CY: Oysters, yeah.  Burgers, fried food, did that for, I think, six months.  Then from Jefferson’s I got a gig over at Dempsey’s, and that was when they revamped their menu and they had the old sous chef from 715 take charge of the kitchen.  We made all of our own sauces: ketchups, mustards, three different aiolis.  We prepped our own salmon for salmon burgers.  I started working with an actual grill, and kitchen etiquette came in to play in a big way.  A lot of communication skills.  That kitchen is fucking small as shit.

JG: At Dempsey’s?

CY: Yeah, at Dempsey’s.  Three people is pretty much max that can work in that kitchen.  Four’s pushing it.  So, after Dempsey’s, I talked to the old sous–his name’s Matt Lawson–and he’s currently cooking in Saudi Arabia.  He’s over there making bank and cooking all this crazy, awesome shit.  He got me a gig over at 715 doing prep on the weekends.  So for about three months, I was working seven days a week–five at Dempsey’s and prepping on the weekends at 715.  Then I transitioned over to 715.  Started doing more prep work, worked my way up on to the line and I’ve been there ever since.  It’s been about a year–maybe a little over a-year-and-a-half–that I’ve been at 715 Restaurant.  I was at Dempsey’s for about a year.  And here I am now.

JG: How do you think 715 compares to some of the other places you’ve worked?

CY: There’s no comparison.  715 Restaurant is fucking awesome.  The amount of work and effort that’s put into each individual dish that comes off that line is far more substantial than anywhere else that I’ve worked and all the other kitchens.  It feels good to be able to work in a restaurant, in a kitchen of that calibre.

JG: 715 is a popular restaurant in Lawrence.  What do you think makes it so popular?

CY: I would have to say the food.  The food is where it’s at.  There’s also the atmosphere.  High ceilings.  It’s kind of dark.  No TVs, which is awesome.  We don’t have any taps, like beers on tap there.  Everything’s just straightfoward.  The service is really good.  Also the open kitchen is pretty fuckin’ rad.  At first it took me a while–probably took me about a week, maybe a week and a half–to get used to walking up on the line and having all these people watching you, watching you cook, really checking you out.  But it’s pretty awesome.  You get going and you tend to forget about it.  You do what you have to do, do what you love to do, and just cook.

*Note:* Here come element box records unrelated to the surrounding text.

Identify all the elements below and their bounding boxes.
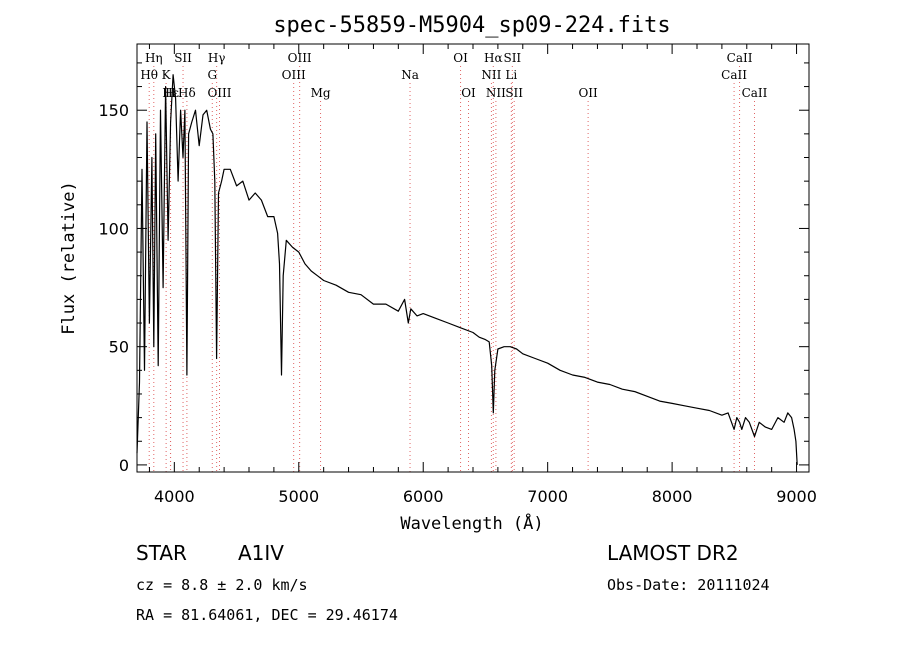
line-label-19: Li bbox=[505, 68, 517, 82]
line-label-8: G bbox=[207, 68, 217, 82]
y-tick-label: 150 bbox=[98, 101, 129, 120]
line-label-12: Mg bbox=[311, 86, 331, 100]
line-label-15: OI bbox=[461, 86, 476, 100]
object-class: STAR bbox=[136, 541, 187, 565]
line-label-21: SII bbox=[505, 86, 523, 100]
line-label-10: OIII bbox=[288, 51, 312, 65]
line-label-18: NII bbox=[481, 68, 501, 82]
line-label-25: CaII bbox=[742, 86, 768, 100]
x-tick-label: 4000 bbox=[154, 487, 195, 506]
observation-date: Obs-Date: 20111024 bbox=[607, 576, 770, 594]
x-tick-label: 8000 bbox=[652, 487, 693, 506]
y-tick-label: 100 bbox=[98, 219, 129, 238]
line-label-16: Hα bbox=[484, 51, 503, 65]
x-tick-label: 9000 bbox=[776, 487, 817, 506]
line-label-4: H bbox=[165, 86, 175, 100]
axis-ticks: 4000 5000 6000 7000 8000 9000 0 50 100 150 bbox=[98, 44, 817, 506]
y-tick-label: 50 bbox=[109, 338, 129, 357]
line-label-6: Hδ bbox=[178, 86, 196, 100]
x-axis-label: Wavelength (Å) bbox=[400, 512, 543, 534]
line-label-22: OII bbox=[578, 86, 598, 100]
x-tick-label: 7000 bbox=[527, 487, 568, 506]
line-label-3: K bbox=[162, 68, 172, 82]
line-label-9: OIII bbox=[207, 86, 231, 100]
line-label-11: OIII bbox=[282, 68, 306, 82]
redshift-velocity: cz = 8.8 ± 2.0 km/s bbox=[136, 576, 308, 594]
x-tick-label: 6000 bbox=[403, 487, 444, 506]
coordinates: RA = 81.64061, DEC = 29.46174 bbox=[136, 606, 398, 624]
object-subclass: A1IV bbox=[238, 541, 284, 565]
line-label-17: SII bbox=[503, 51, 521, 65]
line-label-20: NII bbox=[486, 86, 506, 100]
line-label-23: CaII bbox=[727, 51, 753, 65]
plot-frame bbox=[136, 43, 810, 473]
spectrum-series bbox=[136, 74, 798, 465]
line-label-0: Hη bbox=[145, 51, 163, 65]
line-label-14: OI bbox=[453, 51, 468, 65]
y-axis-label: Flux (relative) bbox=[59, 181, 79, 335]
line-label-13: Na bbox=[401, 68, 419, 82]
line-label-7: Hγ bbox=[208, 51, 226, 65]
chart-title: spec-55859-M5904_sp09-224.fits bbox=[273, 13, 670, 38]
y-tick-label: 0 bbox=[119, 456, 129, 475]
x-tick-label: 5000 bbox=[278, 487, 319, 506]
line-label-5: SII bbox=[174, 51, 192, 65]
line-label-24: CaII bbox=[721, 68, 747, 82]
spectrum-line-0 bbox=[136, 74, 798, 465]
line-label-1: Hθ bbox=[140, 68, 158, 82]
survey-name: LAMOST DR2 bbox=[607, 541, 739, 565]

JG: I was going to ask you what it’s like cooking in the open kitchen, if you get nervous with customers watching you do your job.

CY: There are some times when people sit at the chef’s table, which is six seats right in front of the kitchen.  It’s probably a two foot distance from the kitchen to where they’re sitting.  From time to time that still weirds me out.  There’s people that come and just hang out and some ask questions and a lot of them, most of them just watch, you know, like wide-eyed; “Oh, it’s like a show!  Whoa!”   Like it’s cooking theatre or something.

JG: On a busy night, how do you stay on top of things and keep track of it all?

CY: Usually when it gets really busy, it’s up to the expediter to sort everything out, call out what’s next, what’s coming up, on this ticket we need this, we need that, where is everything.  He’s pretty much the traffic conductor that funnels all the traffic out, all the food out on time.  And when I’m working on the grill or on the pizza station, I try to get everything out on time in order to fulfill each order, each ticket that’s called out.  It’s pretty strenuous, pretty tedious, working expo station.  But it’s great.  It’s a lot of stress, and once you get done with it and the rush is over, you’re just like, “Fuckin’ sweet!  Nothing really failed, nothing blew up.”